Grafelijk gezag tot 1256
In 985 schonk de Duitse koning Otto III aan graaf Dirk II van het graafschap dat later Holland heette de villa Sunnimeri, een koninklijk domein in de omgeving van het water de Zonnemare aan de noordkant van Schouwen. Het betekende het begin van de vestiging van het gezag van de Hollandse graven over Zeeland beoosten Schelde en Oost- en West-Voorne. Niet lang daarna, in 1012, beleende koning Hendrik I graaf Boudewijn IV van Vlaanderen met de villa Walcheren en het grafelijk gezag over Zeeland bewesten Schelde. Later, waarschijnlijk rond 1075, gaf de graaf van Vlaanderen op zijn beurt Zeeland bewesten Schelde in leen aan de graaf van Holland. Vanaf die tijd regeerde de graaf van Holland over heel Zeeland, met Beoosten Schelde als leen van de Duitse koning/keizer en Bewesten Schelde als leen van de graaf van Vlaanderen.

Over die eerste periode weten wij bijna niets. Pas vanaf rond 1160 wordt meer bekend, toen de verhouding tussen de graven van Holland en Vlaanderen zeer slecht was in verband met het beroven door de plaatselijke bevolking van Vlaamse kooplieden bij hun vaart door de Zeeuwse en Hollandse binnenwateren, alsook vanwege de geleidetol die graaf Floris III van Holland van die kooplieden eiste. In 1166 trok Filips, de zoon van de Vlaamse graaf Diederik, tegen Floris III ten strijde en wist hem gevangen te nemen. Op 7 maart 1167 werd in Brugge tussen de twee graven een voor Floris III zeer vernederend verdrag gesloten, waarbij hem het behoud van Zeeland bewesten Schelde als leen weliswaar werd gegund, maar dan wel onder zeer beperkende voorwaarden. Onder andere zou de graaf van Vlaanderen voortaan de helft ontvangen van alle grafelijk inkomsten uit Bewesten Schelde. Tot een volledige tweeherigheid in Bewesten Schelde leidde dit verdrag niet; het bestuur bleef er in handen van de graaf van Holland, maar de graaf van Vlaanderen kreeg daar wel grote invloed op, met name waar de grafelijke inkomstenbronnen in het geding waren.
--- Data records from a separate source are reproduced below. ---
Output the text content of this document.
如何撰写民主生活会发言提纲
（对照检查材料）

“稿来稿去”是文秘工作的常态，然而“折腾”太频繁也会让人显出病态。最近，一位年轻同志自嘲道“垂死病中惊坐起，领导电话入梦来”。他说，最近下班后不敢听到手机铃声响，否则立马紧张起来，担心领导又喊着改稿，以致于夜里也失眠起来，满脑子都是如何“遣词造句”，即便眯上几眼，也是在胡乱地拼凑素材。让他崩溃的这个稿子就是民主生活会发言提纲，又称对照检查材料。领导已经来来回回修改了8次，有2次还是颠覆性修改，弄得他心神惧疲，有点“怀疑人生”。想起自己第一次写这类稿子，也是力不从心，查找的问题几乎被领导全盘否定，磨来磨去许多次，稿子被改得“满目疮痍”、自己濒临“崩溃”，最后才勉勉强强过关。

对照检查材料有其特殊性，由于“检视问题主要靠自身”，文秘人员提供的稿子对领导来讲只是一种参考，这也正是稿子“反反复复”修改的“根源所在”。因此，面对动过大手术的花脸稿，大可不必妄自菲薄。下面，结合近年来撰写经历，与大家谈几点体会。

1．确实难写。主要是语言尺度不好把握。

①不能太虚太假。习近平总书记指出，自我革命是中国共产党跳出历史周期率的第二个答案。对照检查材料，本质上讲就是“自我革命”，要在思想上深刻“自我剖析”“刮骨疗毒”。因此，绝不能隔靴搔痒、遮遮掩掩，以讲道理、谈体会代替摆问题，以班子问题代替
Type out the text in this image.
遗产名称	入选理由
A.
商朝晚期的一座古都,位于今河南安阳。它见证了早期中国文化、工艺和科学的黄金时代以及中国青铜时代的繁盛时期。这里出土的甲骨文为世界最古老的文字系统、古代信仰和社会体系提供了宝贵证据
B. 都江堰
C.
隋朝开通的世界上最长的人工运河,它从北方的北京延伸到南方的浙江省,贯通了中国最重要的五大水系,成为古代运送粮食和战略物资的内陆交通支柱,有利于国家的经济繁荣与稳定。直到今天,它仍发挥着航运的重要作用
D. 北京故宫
Tijdens het bewind van de Hollandse graaf Willem II (1234-1256) raakte Zeeland bewesten Schelde betrokken bij de controverse tussen de kinderen van gravin Margaretha van Vlaanderen (1244-1278) uit haar eerste huwelijk met Burchard van Avesnes en die uit haar tweede huwelijk met Willem van Dampierre. Nadat graaf Willem II in 1247 tot rooms-koning van het Duitse Rijk was gekozen, weigerde hij gravin Margaretha leenhulde te doen voor Zeeland bewesten Schelde. Als graaf van Holland was hij weliswaar haar leenman voor dit gebied, maar als rooms-koning was hij haar leenheer voor diverse lenen, onder andere Zeeland bewesten Schelde. Leenhulde doen aan Margaretha achtte hij dan ook beneden zijn waardigheid. Maar rooms-koning Willem ging nog verder en koos in de strijd tussen de Avesnes- en Dampierre-zonen van Margaretha de zijde van de eersten. Als rooms-koning ontnam hij Margaretha in 1252 al haar rijkslenen en gaf daarvan de Vier Ambachten, het Waasland en het Land van Aalst in leen aan Margaretha’s oudste zoon Jan van Avesnes, gehuwd met Willems zuster Aleid. Zeeland bewesten Schelde hield de rooms-koning aan zich als graaf van Holland.[3] Oorlog was daarvan het gevolg en pas in 1256, na de dood van rooms-koning Willem, werd een vredesverdrag gesloten tussen gravin Margaretha en Floris de Voogd, broer van Willem II en voogd van de nog minderjarige Floris V.[4] Bepaald werd dat Floris de Voogd met de oudste dochter van Margaretha’s zoon Gwijde van Dampierre zou trouwen en Zeeland bewesten Schelde van de gravin in leen zou ontvangen; en wel aldus: als voogd van Floris V zou hij beleend worden met Zeeland bewesten Schelde als zodanig, en op persoonlijke titel met de rechten die de graven van Vlaanderen daar sedert 1167 uitoefenden. Zou Floris de Voogd kinderloos overlijden – en dat gebeurde in 1258 ook -, dan zou Floris V trouwen met een dochter van graaf Gwijde en Bewesten Schelde met alle bijbehorende rechten in leen ontvangen; dat huwelijk vond later inderdaad plaats toen graaf Floris in 1268 trouwde met Gwijde’s dochter Beatrix. Het betekende dat Floris V, eenmaal volwassen geworden, op basis van de overeenkomst van 1256 heel Zeeland kon besturen zonder enige inmenging van de graaf van Vlaanderen.

Bestuur en recht
Volgens het Contourenplan vormden Beoosten en Bewesten Schelde pas een bestuurlijke eenheid vanaf 1323, toen de graaf van Vlaanderen afstand deed van de leenhoogheid over Zeeland bewesten Schelde. Het is zeer onwaarschijnlijk of dat waar is. Enig inzicht in de organisatie van het grafelijk bestuur en het geldende recht in Zeeland biedt de landkeur van Zeeland. Deze werd in 1256, na de overeenkomst tussen Floris den Voogd en Margaretha van Vlaanderen, door Floris de Voogd uitgevaardigd en bevatte uitgebreide bepalingen op het gebied van bestuursorganisatie en straf-, civiel- en procesrecht. Zij gold voor heel Zeeland, inclusief de hoge heerlijkheid Voorne, en ging voor een belangrijk deel terug op tenminste twee verloren gegane keuren, namelijk uit 1217 en 1227.[5] Beide waren destijds bezworen door graven en gravin van Holland en Vlaanderen.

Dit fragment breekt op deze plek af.